In turn, academic institutions and governmental agencies are making significant efforts to build capacities, technology platforms, and to fund early drug discovery projects that can efficiently transform innovative biomedical research into drugs to be further developed by the pharmaceutical industry.

The objective of this session is to present examples and capacities that leverage public-private collaboration to advance Drug Discovery.

Session 3. Using patient omics for the discovery of personalized medicines.
Chair: Francesc Fernández (Almirall)

There have been many important advancements in omics data generation technologies in recent years. These developments have led to the generation of large amounts of data that enables an unprecedent level of molecular characterisation of biological mechanisms. In this context, the integration of different types of patient-derived omics data provides insights into better understanding disease mechanisms, potentially identifying new drug targets and finally enabling the development of new personalized medicines. In this conference track, we will explore recent progress in using and integrating different flavours of patient-derived omics data for personalized medicine, with special focus on the challenges and opportunities associated with this rapidly evolving field.

Session 4. Advanced Cell and Gene Therapies.
 Chair: Marjorie Pion (Health Research Institute Gregorio Marañón)

Advanced cell and gene therapies (ACGTs) are medicinal products intended for human use that rely on genes, tissues, or cells. They provide revolutionary new opportunities for the treatment of diseases and injuries. ACGTs can be classified into three main types:

Gene therapy medicines designed to introduce recombinant genes into the body to achieve therapeutic, prophylactic, or diagnostic effects. In the field of genetic modifications, a broad range of techniques exists that may or may not directly modify the DNA, including but not limited to CRISPR/Cas9, ZF, AAV, and mRNA.

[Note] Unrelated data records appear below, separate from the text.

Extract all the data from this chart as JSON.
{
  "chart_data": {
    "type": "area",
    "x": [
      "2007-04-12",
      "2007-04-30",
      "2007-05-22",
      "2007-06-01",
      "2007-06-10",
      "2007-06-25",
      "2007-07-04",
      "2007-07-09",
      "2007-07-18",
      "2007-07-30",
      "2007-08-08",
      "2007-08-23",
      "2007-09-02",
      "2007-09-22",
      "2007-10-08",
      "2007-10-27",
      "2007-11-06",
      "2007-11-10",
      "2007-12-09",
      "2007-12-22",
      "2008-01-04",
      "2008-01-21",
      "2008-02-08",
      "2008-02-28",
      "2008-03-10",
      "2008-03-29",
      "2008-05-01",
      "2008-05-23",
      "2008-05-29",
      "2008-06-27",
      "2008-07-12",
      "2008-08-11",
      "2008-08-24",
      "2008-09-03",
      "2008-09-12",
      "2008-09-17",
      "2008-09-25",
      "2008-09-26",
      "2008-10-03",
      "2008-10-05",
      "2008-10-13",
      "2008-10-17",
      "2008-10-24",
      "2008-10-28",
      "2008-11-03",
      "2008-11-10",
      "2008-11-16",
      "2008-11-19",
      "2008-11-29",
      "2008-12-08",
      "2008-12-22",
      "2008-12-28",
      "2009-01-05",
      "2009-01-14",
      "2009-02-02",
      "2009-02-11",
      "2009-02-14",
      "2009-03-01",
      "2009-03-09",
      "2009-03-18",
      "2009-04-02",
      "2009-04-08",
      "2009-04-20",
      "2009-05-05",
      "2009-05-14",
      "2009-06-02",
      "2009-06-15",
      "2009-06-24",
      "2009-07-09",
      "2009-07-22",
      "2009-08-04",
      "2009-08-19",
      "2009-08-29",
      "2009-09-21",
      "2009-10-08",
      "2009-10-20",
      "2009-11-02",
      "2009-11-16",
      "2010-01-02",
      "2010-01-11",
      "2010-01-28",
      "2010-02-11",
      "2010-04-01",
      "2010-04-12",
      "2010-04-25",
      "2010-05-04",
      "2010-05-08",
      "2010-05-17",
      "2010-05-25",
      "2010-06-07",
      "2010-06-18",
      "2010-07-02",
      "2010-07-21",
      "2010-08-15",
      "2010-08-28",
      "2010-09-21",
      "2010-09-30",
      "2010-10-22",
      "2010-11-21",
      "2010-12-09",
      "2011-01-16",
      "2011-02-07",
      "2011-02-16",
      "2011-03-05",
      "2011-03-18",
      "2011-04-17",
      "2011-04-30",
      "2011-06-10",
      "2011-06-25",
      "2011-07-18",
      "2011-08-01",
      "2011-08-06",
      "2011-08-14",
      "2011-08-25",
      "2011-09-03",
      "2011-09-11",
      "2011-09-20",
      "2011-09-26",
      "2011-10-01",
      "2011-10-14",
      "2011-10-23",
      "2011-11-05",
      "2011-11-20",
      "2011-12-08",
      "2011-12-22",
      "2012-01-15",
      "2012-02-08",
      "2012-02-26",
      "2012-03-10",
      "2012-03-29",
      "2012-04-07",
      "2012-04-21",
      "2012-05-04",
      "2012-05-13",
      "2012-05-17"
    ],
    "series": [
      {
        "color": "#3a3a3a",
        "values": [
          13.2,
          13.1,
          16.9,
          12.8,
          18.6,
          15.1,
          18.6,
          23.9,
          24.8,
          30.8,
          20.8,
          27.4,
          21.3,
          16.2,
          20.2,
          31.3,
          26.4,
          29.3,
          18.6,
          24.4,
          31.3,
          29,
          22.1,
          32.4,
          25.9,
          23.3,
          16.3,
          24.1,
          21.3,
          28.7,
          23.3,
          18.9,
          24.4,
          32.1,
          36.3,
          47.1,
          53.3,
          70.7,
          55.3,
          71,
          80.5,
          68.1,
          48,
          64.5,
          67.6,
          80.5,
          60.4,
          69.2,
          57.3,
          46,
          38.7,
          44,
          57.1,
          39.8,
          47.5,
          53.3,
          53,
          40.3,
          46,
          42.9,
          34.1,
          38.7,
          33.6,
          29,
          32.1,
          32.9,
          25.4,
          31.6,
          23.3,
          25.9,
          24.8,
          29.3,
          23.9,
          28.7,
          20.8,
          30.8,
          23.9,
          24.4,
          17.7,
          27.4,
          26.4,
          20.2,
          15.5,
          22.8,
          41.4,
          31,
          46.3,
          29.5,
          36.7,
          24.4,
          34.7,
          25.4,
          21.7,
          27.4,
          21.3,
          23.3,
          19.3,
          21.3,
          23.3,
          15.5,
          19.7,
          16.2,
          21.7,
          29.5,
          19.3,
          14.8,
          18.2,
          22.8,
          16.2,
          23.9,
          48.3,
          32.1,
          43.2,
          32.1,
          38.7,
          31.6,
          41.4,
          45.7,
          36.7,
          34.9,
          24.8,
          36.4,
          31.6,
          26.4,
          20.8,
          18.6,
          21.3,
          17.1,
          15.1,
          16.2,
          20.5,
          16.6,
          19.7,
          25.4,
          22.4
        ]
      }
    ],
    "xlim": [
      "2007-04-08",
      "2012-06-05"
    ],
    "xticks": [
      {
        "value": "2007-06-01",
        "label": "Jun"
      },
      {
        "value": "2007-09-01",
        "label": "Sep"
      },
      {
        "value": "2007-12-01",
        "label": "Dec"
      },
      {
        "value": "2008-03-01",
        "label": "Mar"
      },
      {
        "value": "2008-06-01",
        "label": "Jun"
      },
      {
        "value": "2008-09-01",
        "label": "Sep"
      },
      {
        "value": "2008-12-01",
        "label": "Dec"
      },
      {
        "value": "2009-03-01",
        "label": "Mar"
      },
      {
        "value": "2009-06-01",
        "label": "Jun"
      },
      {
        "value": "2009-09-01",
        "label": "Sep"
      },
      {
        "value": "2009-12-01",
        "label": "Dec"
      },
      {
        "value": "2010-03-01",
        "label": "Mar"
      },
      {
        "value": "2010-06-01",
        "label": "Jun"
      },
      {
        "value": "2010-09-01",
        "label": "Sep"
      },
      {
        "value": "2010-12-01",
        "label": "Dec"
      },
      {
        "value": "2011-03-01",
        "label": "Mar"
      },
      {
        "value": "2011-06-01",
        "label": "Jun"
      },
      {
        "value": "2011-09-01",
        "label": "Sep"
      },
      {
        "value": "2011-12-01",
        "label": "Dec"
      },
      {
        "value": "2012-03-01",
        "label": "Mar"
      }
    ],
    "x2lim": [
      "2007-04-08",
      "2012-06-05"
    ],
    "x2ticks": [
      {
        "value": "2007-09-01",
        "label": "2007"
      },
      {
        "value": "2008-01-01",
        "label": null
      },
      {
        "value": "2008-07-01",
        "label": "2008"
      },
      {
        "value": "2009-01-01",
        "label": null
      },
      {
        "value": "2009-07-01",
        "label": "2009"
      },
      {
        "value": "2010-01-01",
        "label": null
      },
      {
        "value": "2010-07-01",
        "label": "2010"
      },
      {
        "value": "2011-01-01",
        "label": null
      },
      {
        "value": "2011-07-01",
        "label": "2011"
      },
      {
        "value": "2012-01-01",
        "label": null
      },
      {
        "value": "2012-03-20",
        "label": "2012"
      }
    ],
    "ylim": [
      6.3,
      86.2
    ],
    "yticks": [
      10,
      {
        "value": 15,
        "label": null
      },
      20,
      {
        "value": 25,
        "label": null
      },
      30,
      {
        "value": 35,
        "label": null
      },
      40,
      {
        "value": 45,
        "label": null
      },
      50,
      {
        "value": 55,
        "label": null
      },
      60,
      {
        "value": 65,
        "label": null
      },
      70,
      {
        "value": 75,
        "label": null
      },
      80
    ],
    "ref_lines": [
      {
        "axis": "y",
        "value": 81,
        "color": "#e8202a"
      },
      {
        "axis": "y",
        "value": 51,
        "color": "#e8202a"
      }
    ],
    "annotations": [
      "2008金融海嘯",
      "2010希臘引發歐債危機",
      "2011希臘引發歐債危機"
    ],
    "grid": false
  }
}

Somatic-cell therapy medicines contained cells or tissues that have been manipulated to alter their biological characteristics. They can be used to cure, diagnose, or prevent diseases.

Tissue-engineered medicines are composed of cells or tissues that have been modified to enable their use in the repair, regeneration, or replacement of human tissue.

In some cases, these therapies may include medical devices as an integral part of the medicine, which are referred to as combined ACGTs. For instance, cells embedded in a biodegradable matrix or extracellular vesicles.

Currently, the level of knowledge and technical advancement achieved make advanced therapies ideal for treating rare diseases or unmet medical needs. In this session we would like to introduce some recent advances in this field.